An illustrated talk by Tony Glyn-Jones

Early Memories of India  -  1940 - 1947”

Tony, a Past President and long-standing member of the Club, gave an evocative, nostalgic and absorbing account of the seven years he spent as a child in India, while his father was a serving officer in the Indian Army there.

This was the period which spanned the later years of the Second World War and the run up to Indian Independence and Partition:  the last years of the British Raj that continues to fascinate the imagination of British people.

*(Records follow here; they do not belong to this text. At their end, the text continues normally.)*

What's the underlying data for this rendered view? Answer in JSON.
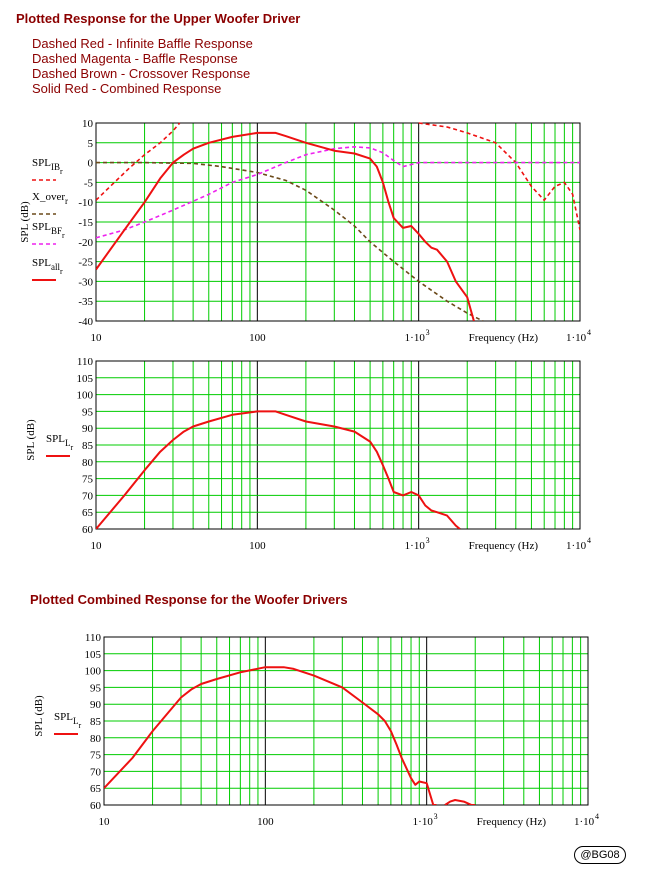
{
  "titles": {
    "upper": "Plotted Response for the Upper Woofer Driver",
    "combined": "Plotted Combined Response for the Woofer Drivers"
  },
  "descriptions": [
    "Dashed Red - Infinite Baffle Response",
    "Dashed Magenta - Baffle Response",
    "Dashed Brown - Crossover Response",
    "Solid Red - Combined Response"
  ],
  "badge": "@BG08",
  "colors": {
    "grid": "#00cc00",
    "red": "#ee1111",
    "magenta": "#ee22ee",
    "brown": "#6b4a1a"
  },
  "chart_data": [
    {
      "type": "line",
      "xscale": "log",
      "xlim": [
        10,
        10000
      ],
      "ylim": [
        -40,
        10
      ],
      "yticks": [
        10,
        5,
        0,
        -5,
        -10,
        -15,
        -20,
        -25,
        -30,
        -35,
        -40
      ],
      "xticks": [
        "10",
        "100",
        "1·10³",
        "1·10⁴"
      ],
      "xlabel": "Frequency (Hz)",
      "ylabel": "SPL (dB)",
      "series": [
        {
          "name": "SPL_IB_r",
          "style": "dashed",
          "color": "#ee1111",
          "x": [
            10,
            13,
            16,
            20,
            25,
            30,
            33,
            40,
            1000,
            1500,
            2000,
            3000,
            4000,
            5000,
            6000,
            7000,
            8000,
            9000,
            10000
          ],
          "y": [
            -9.5,
            -5,
            -1.5,
            2,
            5,
            8,
            10,
            null,
            10,
            9,
            7.5,
            5,
            0,
            -6,
            -9.5,
            -6,
            -5,
            -8,
            -17
          ]
        },
        {
          "name": "X_over_r",
          "style": "dashed",
          "color": "#6b4a1a",
          "x": [
            10,
            20,
            40,
            60,
            100,
            150,
            200,
            300,
            400,
            500,
            700,
            1000,
            1500,
            2000,
            2500
          ],
          "y": [
            0,
            0,
            -0.2,
            -1,
            -2.5,
            -4.5,
            -7,
            -12,
            -16,
            -20,
            -25,
            -30,
            -35,
            -38,
            -40
          ]
        },
        {
          "name": "SPL_BF_r",
          "style": "dashed",
          "color": "#ee22ee",
          "x": [
            10,
            15,
            20,
            30,
            50,
            70,
            100,
            150,
            200,
            300,
            400,
            500,
            600,
            700,
            800,
            1000,
            1500,
            2000,
            3000,
            5000,
            10000
          ],
          "y": [
            -19,
            -17,
            -15,
            -12,
            -8,
            -5,
            -3,
            0,
            2,
            3.5,
            4,
            3.7,
            2.5,
            0.5,
            -1,
            0,
            0,
            0,
            0,
            0,
            0
          ]
        },
        {
          "name": "SPL_all_r",
          "style": "solid",
          "color": "#ee1111",
          "x": [
            10,
            15,
            20,
            25,
            30,
            35,
            40,
            50,
            70,
            100,
            130,
            150,
            200,
            300,
            400,
            500,
            550,
            600,
            650,
            700,
            800,
            900,
            1000,
            1100,
            1200,
            1300,
            1500,
            1700,
            2000,
            2200
          ],
          "y": [
            -27,
            -17,
            -10,
            -4,
            0,
            2,
            3.5,
            5,
            6.5,
            7.5,
            7.5,
            6.7,
            5,
            3,
            2.3,
            1,
            -1,
            -5,
            -10,
            -14,
            -16.5,
            -16,
            -18,
            -20,
            -21.5,
            -22,
            -25,
            -30,
            -34,
            -40
          ]
        }
      ]
    },
    {
      "type": "line",
      "xscale": "log",
      "xlim": [
        10,
        10000
      ],
      "ylim": [
        60,
        110
      ],
      "yticks": [
        110,
        105,
        100,
        95,
        90,
        85,
        80,
        75,
        70,
        65,
        60
      ],
      "xticks": [
        "10",
        "100",
        "1·10³",
        "1·10⁴"
      ],
      "xlabel": "Frequency (Hz)",
      "ylabel": "SPL (dB)",
      "series": [
        {
          "name": "SPL_L_r",
          "style": "solid",
          "color": "#ee1111",
          "x": [
            10,
            15,
            20,
            25,
            30,
            35,
            40,
            50,
            70,
            100,
            130,
            150,
            200,
            300,
            400,
            500,
            550,
            600,
            650,
            700,
            800,
            900,
            1000,
            1100,
            1200,
            1300,
            1500,
            1700,
            1800
          ],
          "y": [
            60,
            70,
            77.5,
            83,
            86.5,
            89,
            90.5,
            92,
            94,
            95,
            95,
            94,
            92,
            90.5,
            89,
            86,
            83,
            79,
            75,
            71,
            70,
            71,
            70,
            67,
            65.5,
            65,
            64,
            61,
            60
          ]
        }
      ]
    },
    {
      "type": "line",
      "xscale": "log",
      "xlim": [
        10,
        10000
      ],
      "ylim": [
        60,
        110
      ],
      "yticks": [
        110,
        105,
        100,
        95,
        90,
        85,
        80,
        75,
        70,
        65,
        60
      ],
      "xticks": [
        "10",
        "100",
        "1·10³",
        "1·10⁴"
      ],
      "xlabel": "Frequency (Hz)",
      "ylabel": "SPL (dB)",
      "series": [
        {
          "name": "SPL_L_r",
          "style": "solid",
          "color": "#ee1111",
          "x": [
            10,
            15,
            20,
            25,
            30,
            35,
            40,
            50,
            70,
            100,
            130,
            150,
            200,
            300,
            400,
            500,
            550,
            600,
            650,
            700,
            800,
            850,
            900,
            1000,
            1100,
            1150,
            1200,
            1300,
            1400,
            1500,
            1700,
            1900,
            2000
          ],
          "y": [
            65,
            74,
            82,
            87.5,
            92,
            94.5,
            96,
            97.5,
            99.5,
            101,
            101,
            100.5,
            98.5,
            95,
            90.5,
            87,
            85,
            82,
            78,
            74,
            68,
            66,
            67,
            66.5,
            60,
            60,
            null,
            60,
            61,
            61.5,
            61,
            60,
            60
          ]
        }
      ]
    }
  ]
}
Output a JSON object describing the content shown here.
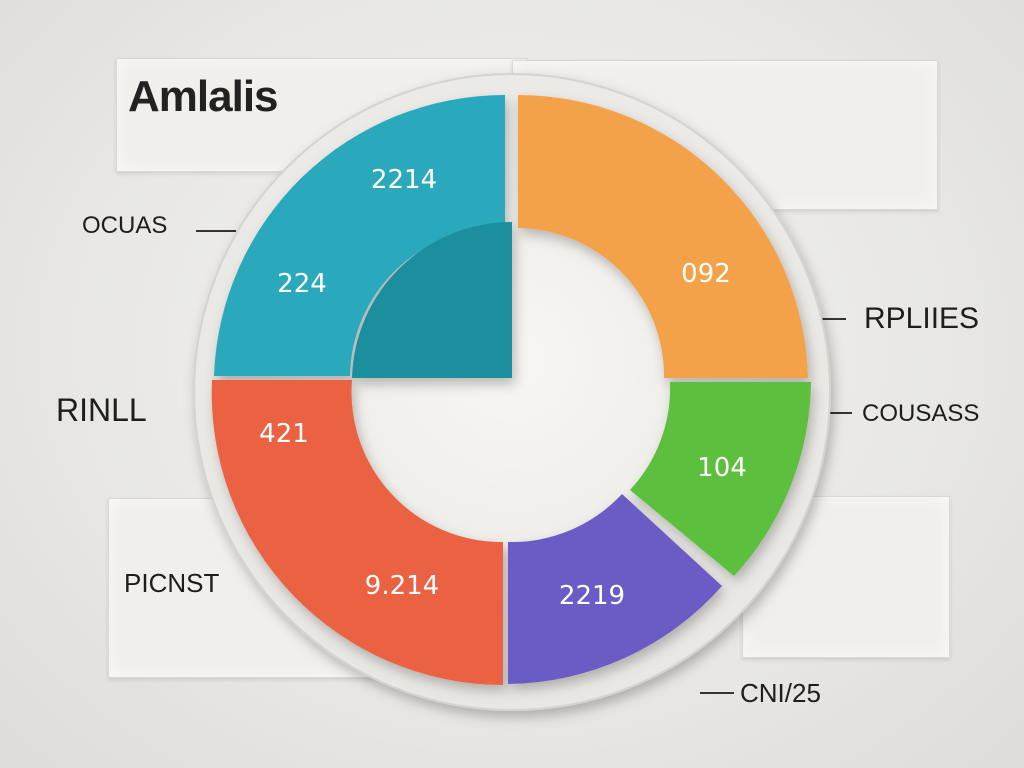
{
  "chart_data": {
    "type": "pie",
    "title": "Amlalis",
    "labels": [
      "OCUAS",
      "RPLIIES",
      "COUSASS",
      "CNI/25",
      "PICNST",
      "RINLL"
    ],
    "slices": [
      {
        "name": "teal",
        "values": [
          "2214",
          "224"
        ],
        "color": "#2aa9bd"
      },
      {
        "name": "orange",
        "values": [
          "092"
        ],
        "color": "#f4a24a"
      },
      {
        "name": "green",
        "values": [
          "104"
        ],
        "color": "#5cbf3e"
      },
      {
        "name": "purple",
        "values": [
          "2219"
        ],
        "color": "#6a5cc4"
      },
      {
        "name": "red",
        "values": [
          "421",
          "9.214"
        ],
        "color": "#ea6242"
      }
    ]
  }
}
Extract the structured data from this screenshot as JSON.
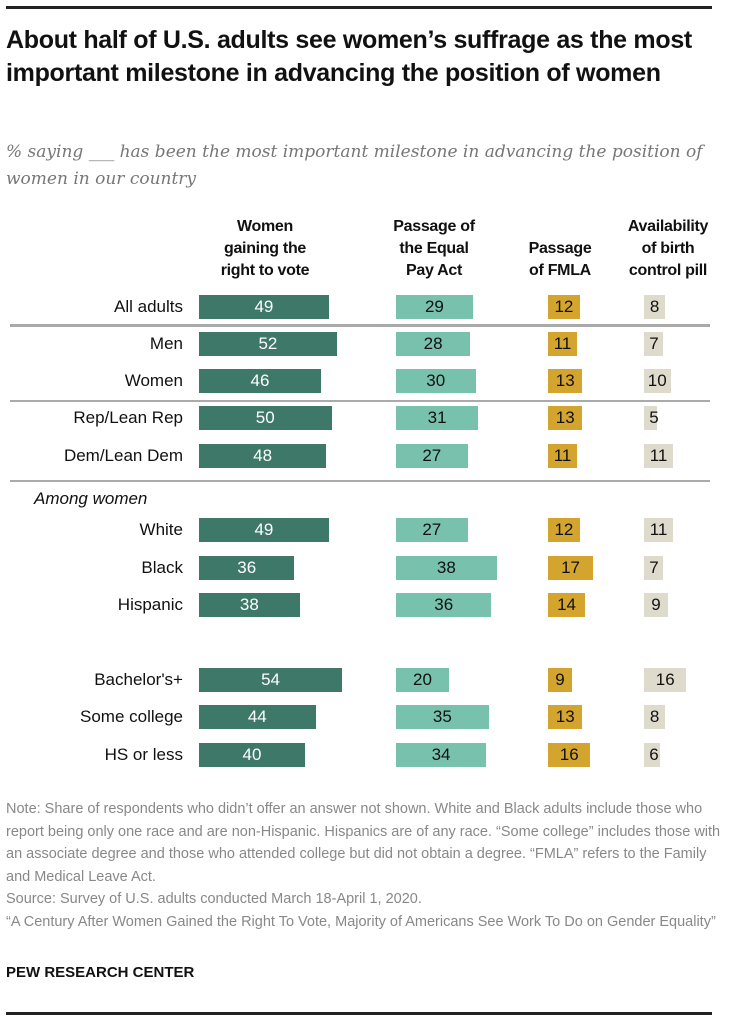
{
  "title": "About half of U.S. adults see women’s suffrage as the most important milestone in advancing the position of women",
  "subtitle": "% saying ___ has been the most important milestone in advancing the position of women in our country",
  "chart_data": {
    "type": "bar",
    "orientation": "horizontal",
    "title": "About half of U.S. adults see women’s suffrage as the most important milestone in advancing the position of women",
    "subtitle": "% saying ___ has been the most important milestone in advancing the position of women in our country",
    "columns": [
      {
        "name": "Women gaining the right to vote",
        "lines": [
          "Women",
          "gaining the",
          "right to vote"
        ],
        "color": "#3d7868",
        "text_color": "#ffffff"
      },
      {
        "name": "Passage of the Equal Pay Act",
        "lines": [
          "Passage of",
          "the Equal",
          "Pay Act"
        ],
        "color": "#78c1ad",
        "text_color": "#111111"
      },
      {
        "name": "Passage of FMLA",
        "lines": [
          "Passage",
          "of FMLA"
        ],
        "color": "#d4a52e",
        "text_color": "#111111"
      },
      {
        "name": "Availability of birth control pill",
        "lines": [
          "Availability",
          "of birth",
          "control pill"
        ],
        "color": "#dedbcc",
        "text_color": "#111111"
      }
    ],
    "group_label": "Among women",
    "categories": [
      "All adults",
      "Men",
      "Women",
      "Rep/Lean Rep",
      "Dem/Lean Dem",
      "White",
      "Black",
      "Hispanic",
      "Bachelor's+",
      "Some college",
      "HS or less"
    ],
    "series": [
      {
        "name": "Women gaining the right to vote",
        "values": [
          49,
          52,
          46,
          50,
          48,
          49,
          36,
          38,
          54,
          44,
          40
        ]
      },
      {
        "name": "Passage of the Equal Pay Act",
        "values": [
          29,
          28,
          30,
          31,
          27,
          27,
          38,
          36,
          20,
          35,
          34
        ]
      },
      {
        "name": "Passage of FMLA",
        "values": [
          12,
          11,
          13,
          13,
          11,
          12,
          17,
          14,
          9,
          13,
          16
        ]
      },
      {
        "name": "Availability of birth control pill",
        "values": [
          8,
          7,
          10,
          5,
          11,
          11,
          7,
          9,
          16,
          8,
          6
        ]
      }
    ],
    "xlim": [
      0,
      100
    ],
    "grid": false,
    "legend": "none"
  },
  "notes": [
    "Note: Share of respondents who didn’t offer an answer not shown. White and Black adults include those who report being only one race and are non-Hispanic. Hispanics are of any race. “Some college” includes those with an associate degree and those who attended college but did not obtain a degree. “FMLA” refers to the Family and Medical Leave Act.",
    "Source: Survey of U.S. adults conducted March 18-April 1, 2020.",
    "“A Century After Women Gained the Right To Vote, Majority of Americans See Work To Do on Gender Equality”"
  ],
  "brand": "PEW RESEARCH CENTER"
}
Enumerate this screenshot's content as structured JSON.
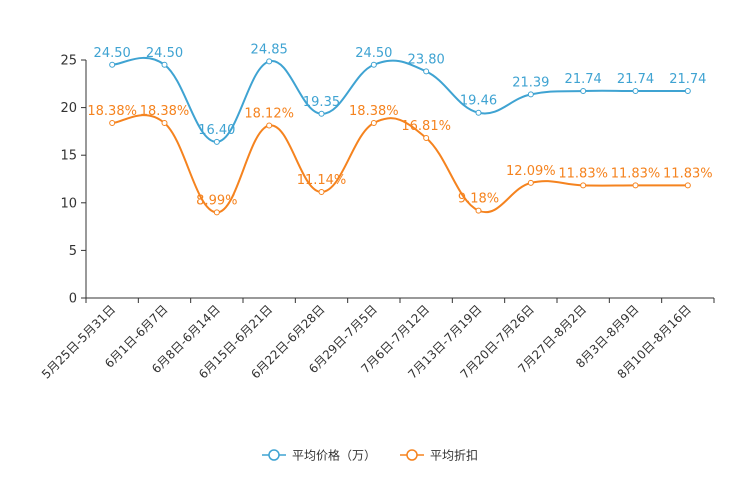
{
  "chart_data": {
    "type": "line",
    "categories": [
      "5月25日-5月31日",
      "6月1日-6月7日",
      "6月8日-6月14日",
      "6月15日-6月21日",
      "6月22日-6月28日",
      "6月29日-7月5日",
      "7月6日-7月12日",
      "7月13日-7月19日",
      "7月20日-7月26日",
      "7月27日-8月2日",
      "8月3日-8月9日",
      "8月10日-8月16日"
    ],
    "ylim": [
      0,
      25
    ],
    "yticks": [
      "0",
      "5",
      "10",
      "15",
      "20",
      "25"
    ],
    "series": [
      {
        "name": "平均价格（万）",
        "color": "#3fa3d2",
        "values": [
          24.5,
          24.5,
          16.4,
          24.85,
          19.35,
          24.5,
          23.8,
          19.46,
          21.39,
          21.74,
          21.74,
          21.74
        ],
        "labels": [
          "24.50",
          "24.50",
          "16.40",
          "24.85",
          "19.35",
          "24.50",
          "23.80",
          "19.46",
          "21.39",
          "21.74",
          "21.74",
          "21.74"
        ]
      },
      {
        "name": "平均折扣",
        "color": "#f5831f",
        "values": [
          18.38,
          18.38,
          8.99,
          18.12,
          11.14,
          18.38,
          16.81,
          9.18,
          12.09,
          11.83,
          11.83,
          11.83
        ],
        "labels": [
          "18.38%",
          "18.38%",
          "8.99%",
          "18.12%",
          "11.14%",
          "18.38%",
          "16.81%",
          "9.18%",
          "12.09%",
          "11.83%",
          "11.83%",
          "11.83%"
        ]
      }
    ],
    "legend_position": "bottom-center",
    "grid": false
  }
}
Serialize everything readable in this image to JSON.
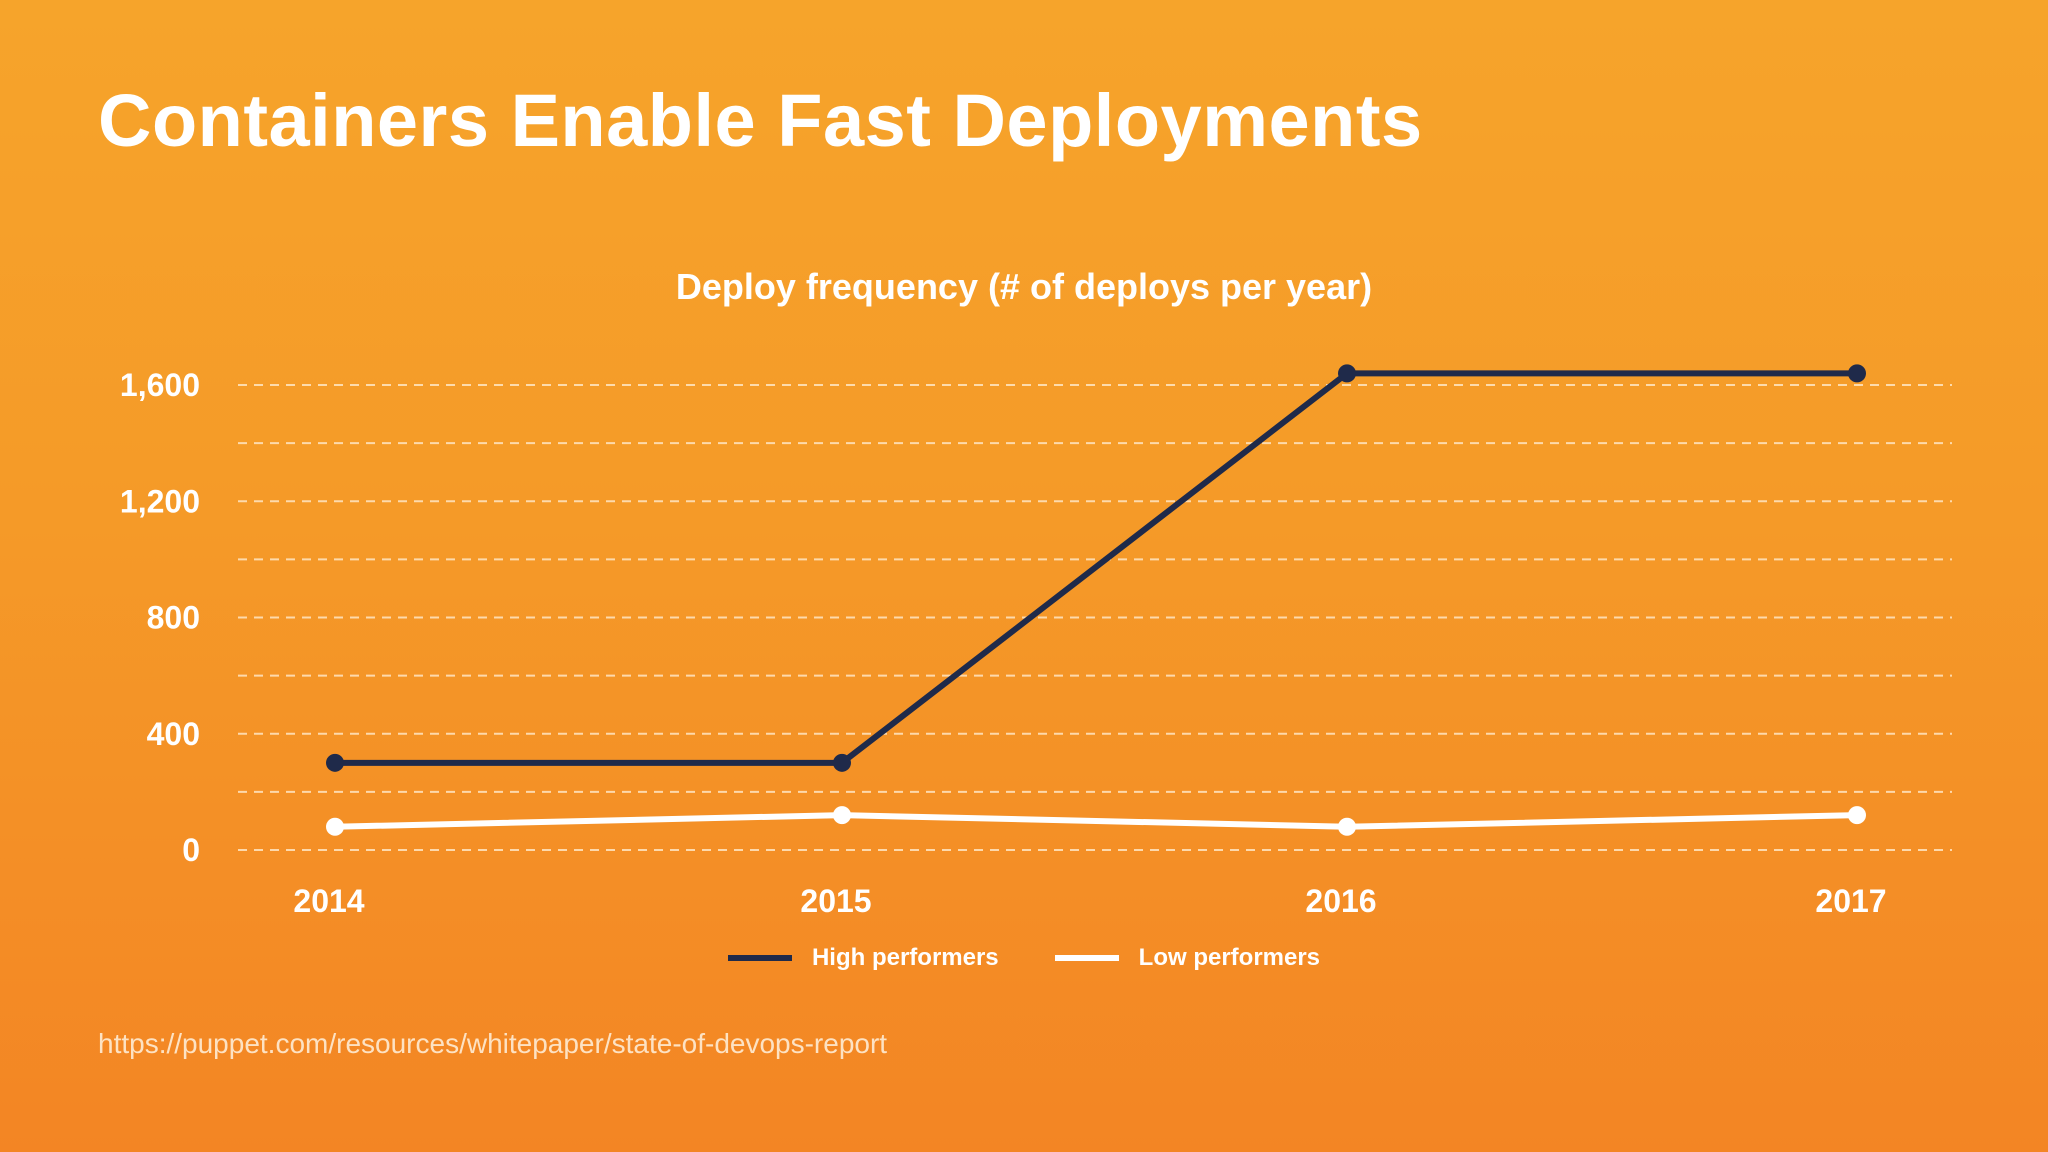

Tony’s talk was interesting not only for its content, based as it was on his own direct experience from a child’s perspective, but his visual presentation, based largely on his father’s movie films and photographs of family experiences and life in India at the time. These provided a rare and genuine insight into a lost world of India before Partition, of relationships between the British officers serving in the Indian army and those who worked with them – often surprisingly warm and affectionate, as in a 9 verse poem written by an Indian Supervisor on behalf of all his fellow military and supervisory employees in tribute to Tony’s father when he left his post as Officer Commanding, IEME  509 Command Workshops in Agra to return to the UK in December 1947.

We travelled in spirit with Tony’s father from the then Bombay to the North-West Frontier, to Rawalpindi , Quetta, Ranchi, Darjeeling, Simla and Agra. Coverage ranged from Indian rail journeys, crowded cities, scenes of the everyday life of ordinary Indians, to Service children’s parties and community celebrations, such as that for VE Day in 1945. We saw theTaj Mahal as it was then, with English children playing in gardens empty of tourists and aerial views of the same from a low-flying small plane – an exciting flight for the young Tony Glyn-Jones – plus a sparring match between Tony and the World Light Heavyweight Boxing Champion to be – the unforgettable Freddie  Mills.

All the film was of course originally produced without sound, but for this presentation was enhanced by amazingly realistic, perfectly synchronised sound effects thanks to the technical expertise of Peter Viney, who acted as Tony’s projectionist.

And ever present in spirit was the inspiration for this talk – Tony’s father Lt-Col R Glyn Jones, to whom it was a fitting tribute.